Page 2 of Their Steamy Cabin
“Where the fuck are you going?” he calls out, making a grab for my arm to stop me, but I’m too quick for him.
“Somewhere. Somewhere that’s not here.”
“You tell me where you’re going, young lady.”
“I don’t have to tell you anything. So I’m not, Dad. I’m a grown woman and I can make my own way.”
He stamps his feet like a child. “You’re not going anywhere. I gave you permission to use my car for work, not for joy-riding.”
He’s technically right. It is his car.
But I don’t care.
I need to not be here. If I have to keep looking at him, I’m only going to get angrier. And I know where all our sharp knives are. For his sake, and more for mine, I have to leave.
The rain has already started to come down, the storm in full swing. So much for dodging it.
I hop into the car. Dad follows me out, screaming at me. “Savannah Lynn Summers, you get back here right now!”
If it was Mom saying that, I would have stopped. But Dad had finally lost the last bit of any respect I had for him. I kick the old Ford into reverse, pull out, and drive out of the parking lot, hitting the road with no clear goal.
Maybe I should have just gotten food or something. Maybe that would have calmed me down.
But through the pouring rain, and the flashes of lightning, I just drive. Nothing else matters. I need to get away from all of this, and the farther I am from my useless wretch of a father, the better off I know I’ll be.
The rain is intense. Common sense tells me I shouldn’t be driving through this: the windshield wipers unable to keep up, the winds strong, the thunder roaring louder and louder. I think I’m heading right into the storm, but I keep going. If a tornado touches down and flings this car out into the countryside, at least it’d help me be even farther away from my problems.
It’s an hour before I realize how far from the city I’ve gotten. The rain doesn’t relent, not one bit. But in my anger, my sadness, whatever is the primary emotion driving me away, I didn’t once look at the fuel gauge. I’d been planning on getting a refill on it tomorrow morning before work, but obviously I wasn’t thinking.
Not until it was well under the E part of the tank.
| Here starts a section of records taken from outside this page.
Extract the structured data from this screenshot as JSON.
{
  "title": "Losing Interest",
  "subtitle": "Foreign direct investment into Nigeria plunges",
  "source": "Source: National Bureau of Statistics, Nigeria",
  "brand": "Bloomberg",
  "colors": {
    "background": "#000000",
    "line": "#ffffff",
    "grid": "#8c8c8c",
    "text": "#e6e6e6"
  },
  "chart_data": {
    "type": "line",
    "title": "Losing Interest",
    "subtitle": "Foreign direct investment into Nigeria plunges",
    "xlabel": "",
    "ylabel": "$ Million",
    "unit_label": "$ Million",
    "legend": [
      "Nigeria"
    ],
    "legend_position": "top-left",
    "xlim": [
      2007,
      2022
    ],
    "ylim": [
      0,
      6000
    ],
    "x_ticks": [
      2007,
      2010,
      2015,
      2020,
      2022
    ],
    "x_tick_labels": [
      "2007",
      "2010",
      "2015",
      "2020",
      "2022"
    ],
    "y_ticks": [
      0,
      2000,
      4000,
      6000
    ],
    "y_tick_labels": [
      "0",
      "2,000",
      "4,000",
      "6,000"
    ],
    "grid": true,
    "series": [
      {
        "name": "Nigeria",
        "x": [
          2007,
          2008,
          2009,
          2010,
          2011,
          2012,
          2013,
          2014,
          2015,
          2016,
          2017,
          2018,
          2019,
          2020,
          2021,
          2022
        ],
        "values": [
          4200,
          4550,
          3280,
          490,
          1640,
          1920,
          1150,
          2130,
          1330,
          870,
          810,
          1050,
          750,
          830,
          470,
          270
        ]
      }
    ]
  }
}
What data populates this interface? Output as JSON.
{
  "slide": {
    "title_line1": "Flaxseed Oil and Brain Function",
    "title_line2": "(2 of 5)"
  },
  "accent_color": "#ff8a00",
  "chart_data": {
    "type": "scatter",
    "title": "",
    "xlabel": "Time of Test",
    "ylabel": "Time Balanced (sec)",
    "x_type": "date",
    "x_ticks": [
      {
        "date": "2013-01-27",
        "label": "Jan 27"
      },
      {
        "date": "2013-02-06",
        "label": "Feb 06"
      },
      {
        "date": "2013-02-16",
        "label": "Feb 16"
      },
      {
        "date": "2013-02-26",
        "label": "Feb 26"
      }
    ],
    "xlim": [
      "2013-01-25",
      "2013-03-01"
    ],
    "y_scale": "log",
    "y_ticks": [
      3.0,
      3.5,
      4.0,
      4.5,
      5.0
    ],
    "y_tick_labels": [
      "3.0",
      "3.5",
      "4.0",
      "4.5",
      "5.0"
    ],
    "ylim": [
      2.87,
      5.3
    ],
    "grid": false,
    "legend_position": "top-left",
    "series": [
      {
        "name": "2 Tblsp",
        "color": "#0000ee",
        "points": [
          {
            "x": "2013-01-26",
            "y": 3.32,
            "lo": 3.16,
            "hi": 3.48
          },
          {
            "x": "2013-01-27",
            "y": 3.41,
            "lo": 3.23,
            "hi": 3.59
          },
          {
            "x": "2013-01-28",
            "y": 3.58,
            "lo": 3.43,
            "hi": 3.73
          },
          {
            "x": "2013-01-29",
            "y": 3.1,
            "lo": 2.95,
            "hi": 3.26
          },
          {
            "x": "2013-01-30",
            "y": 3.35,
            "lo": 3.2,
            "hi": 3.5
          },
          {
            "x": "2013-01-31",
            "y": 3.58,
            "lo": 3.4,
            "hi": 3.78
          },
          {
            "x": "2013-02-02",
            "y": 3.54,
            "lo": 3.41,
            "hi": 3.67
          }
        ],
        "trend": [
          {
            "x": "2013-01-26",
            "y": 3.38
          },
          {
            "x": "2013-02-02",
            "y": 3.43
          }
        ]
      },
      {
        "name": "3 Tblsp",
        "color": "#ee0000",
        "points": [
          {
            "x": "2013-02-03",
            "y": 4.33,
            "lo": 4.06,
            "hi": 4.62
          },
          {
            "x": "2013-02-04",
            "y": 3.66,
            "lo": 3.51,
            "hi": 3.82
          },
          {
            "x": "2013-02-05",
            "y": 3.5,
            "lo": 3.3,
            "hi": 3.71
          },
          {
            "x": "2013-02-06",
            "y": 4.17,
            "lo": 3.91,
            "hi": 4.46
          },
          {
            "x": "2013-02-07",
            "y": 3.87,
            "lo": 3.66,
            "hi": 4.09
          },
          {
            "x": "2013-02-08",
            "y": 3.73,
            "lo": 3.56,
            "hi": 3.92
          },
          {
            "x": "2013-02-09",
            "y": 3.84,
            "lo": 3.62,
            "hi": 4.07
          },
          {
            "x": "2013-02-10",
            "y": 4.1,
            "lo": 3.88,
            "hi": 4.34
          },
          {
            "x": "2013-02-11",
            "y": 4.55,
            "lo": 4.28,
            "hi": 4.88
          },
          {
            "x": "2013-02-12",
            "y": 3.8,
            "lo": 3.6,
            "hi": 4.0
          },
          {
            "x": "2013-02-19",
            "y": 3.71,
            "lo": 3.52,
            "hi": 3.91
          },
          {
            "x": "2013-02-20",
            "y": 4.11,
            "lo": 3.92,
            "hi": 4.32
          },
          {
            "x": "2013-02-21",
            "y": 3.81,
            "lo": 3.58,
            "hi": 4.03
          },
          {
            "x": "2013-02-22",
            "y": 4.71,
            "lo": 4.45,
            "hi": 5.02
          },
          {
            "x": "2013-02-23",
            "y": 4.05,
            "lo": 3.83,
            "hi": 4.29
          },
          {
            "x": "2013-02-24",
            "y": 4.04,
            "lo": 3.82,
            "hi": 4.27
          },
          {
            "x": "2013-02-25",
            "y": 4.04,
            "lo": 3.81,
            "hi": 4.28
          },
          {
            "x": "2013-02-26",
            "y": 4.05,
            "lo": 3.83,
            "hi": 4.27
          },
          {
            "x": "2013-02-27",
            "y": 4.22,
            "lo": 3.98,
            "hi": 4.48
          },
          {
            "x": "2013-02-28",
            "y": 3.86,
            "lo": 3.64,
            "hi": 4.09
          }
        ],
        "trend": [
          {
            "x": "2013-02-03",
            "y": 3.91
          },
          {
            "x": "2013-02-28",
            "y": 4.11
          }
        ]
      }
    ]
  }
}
I swing the car around and start heading back to town. I have no idea where I am, but I’m sure I saw a gas station not too far back. I cling on to one of the things told to me by my aunt when she taught me to drive, that the fuel gauge is often simply a suggestion at best, and a goddamn liar at worst.
In this case—the gauge is telling the truth. The car sputters, and I’m losing acceleration. Not wanting to strand the thing in the middle of a dark road where no one can see it, I pull off onto the shoulder. The car barely makes it before the engine coughs and wheezes its final death.
Are you kidding me?
I have no idea where I am. My phone’s service is dead, this far out into the boonies, which understandably adds to my fear.
So not only am I tired, hungry, angry, and aching, I’m terrified and alone, out in the middle of nowhere, in the heart of an endless thunderstorm.
I shiver, the car’s heater dying with its lack of gasoline. Add cold to the list of my miseries.
So this is how it ends, huh? Stranded in my dad’s crappy car, in the sticks, freezing to death during an electrical storm.
Do I get out and try to walk it? I didn’t even bring an umbrella. I look to the woods, and I hate my father even more for not letting me join the Girl Scouts all those years ago. Said the fees were too much and we couldn’t afford it, all while carrying a bottle of some expensive scotch. Sure, Dad. We couldn’t possibly afford it.
A pair of headlights blaze by in the night. The roads were empty as I drove up here, most people having sense enough to not drive in a storm like this. I think about hitchhiking, then remember all the tales of how cute, starry-eyed teenage girls ended up, in horror stories, and how the last thing anyone ever hears of them are from cold cases on true-crime podcasts.
I tremble again. What other options did I have? Sit here and freeze to death? Cold and miserable? May as well stand out in the rain and play the serial killer slot machine.
As I mull over my fate, a pair of headlights flash my way. A vehicle rolls up toward mine. I squint, and I believe it’s the truck that passed me about five minutes ago.
It pulls up next to my car, and I hold my ground.
Maybe I don’t need to try to hitchhike to find my serial killer; maybe he’ll just find me instead.
The storm crackles in the distance, a particularly strong roar of thunder. The truck door opens, an umbrella pops out, and a flashlight follows. It shines my way, blinding me. The figure approaches my driver’s side window and proceeds to knock on it.